We enrolled 22 adolescents; median age 14 years (range 12-17), median body weight 52.7 kg, 36% female, 23% Black, mean CD4 count 989 cells/μL. Participants received COBI with ATV (n=14) or DRV (n=8). In adolescents (vs adult historical intensive PK data), steady-state plasma exposures of ATV and DRV were modestly higher (24-71%) (ATV) or similar (DRV), except DRV Ctau was slightly lower when combined with COBI (Table). Exposures to both protease inhibitors fell within safe and efficacious ranges of adults. No participant experienced treatment-related serious adverse events (AEs) or AEs leading to study drug discontinuation. Small decreases in eGFRSchwartz (median -6.7 mL/min/1.73m2) were seen at Week 12, consistent with the inhibitory effect of renal creatinine secretion by COBI. Most participants, 21 of 22 (95%), had HIV-1 RNA <50 c/mL at Week 12.

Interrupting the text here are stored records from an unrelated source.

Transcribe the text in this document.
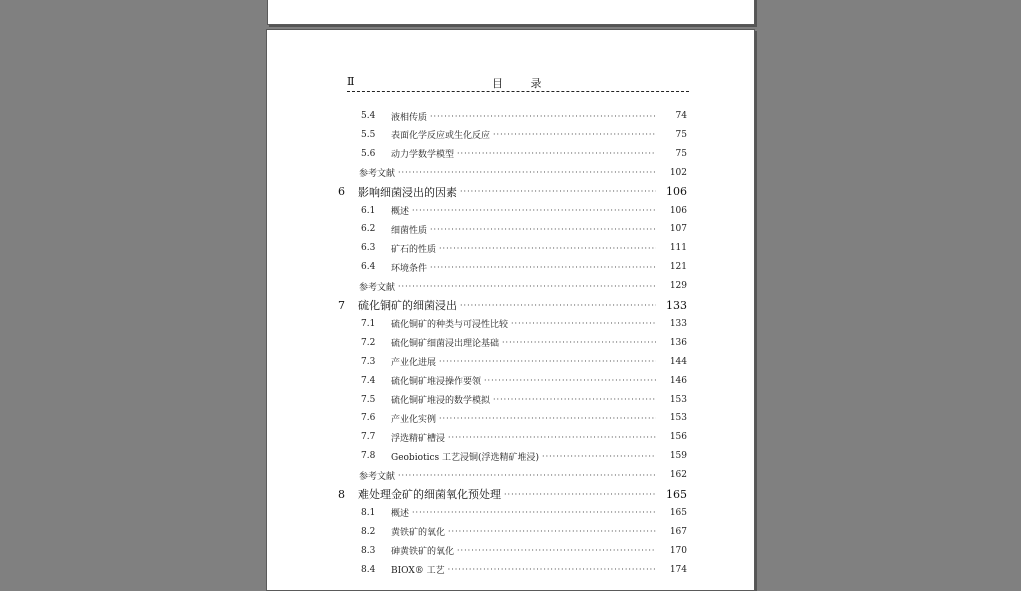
Ⅱ	目 录
5.4	液相传质 ·····	74
5.5	表面化学反应或生化反应 ·····	75
5.6	动力学数学模型 ·····	75
参考文献 ·····	102
6	影响细菌浸出的因素 ·····	106
6.1	概述 ·····	106
6.2	细菌性质 ·····	107
6.3	矿石的性质 ·····	111
6.4	环境条件 ·····	121
参考文献 ·····	129
7	硫化铜矿的细菌浸出 ·····	133
7.1	硫化铜矿的种类与可浸性比较 ·····	133
7.2	硫化铜矿细菌浸出理论基础 ·····	136
7.3	产业化进展 ·····	144
7.4	硫化铜矿堆浸操作要领 ·····	146
7.5	硫化铜矿堆浸的数学模拟 ·····	153
7.6	产业化实例 ·····	153
7.7	浮选精矿槽浸 ·····	156
7.8	Geobiotics 工艺浸铜(浮选精矿堆浸) ·····	159
参考文献 ·····	162
8	难处理金矿的细菌氧化预处理 ·····	165
8.1	概述 ·····	165
8.2	黄铁矿的氧化 ·····	167
8.3	砷黄铁矿的氧化 ·····	170
8.4	BIOX® 工艺 ·····	174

In adolescents, when boosted with adult dosage strength of COBI, plasma exposures of ATV and DRV were within safe and efficacious ranges as seen in adults. Virologic suppression was maintained and treatment was generally well tolerated through 12 weeks. These findings support ongoing evaluation of COBI 150 mg as a pharmacoenhancer of ATV or DRV in adolescents 12 to <18 years of age.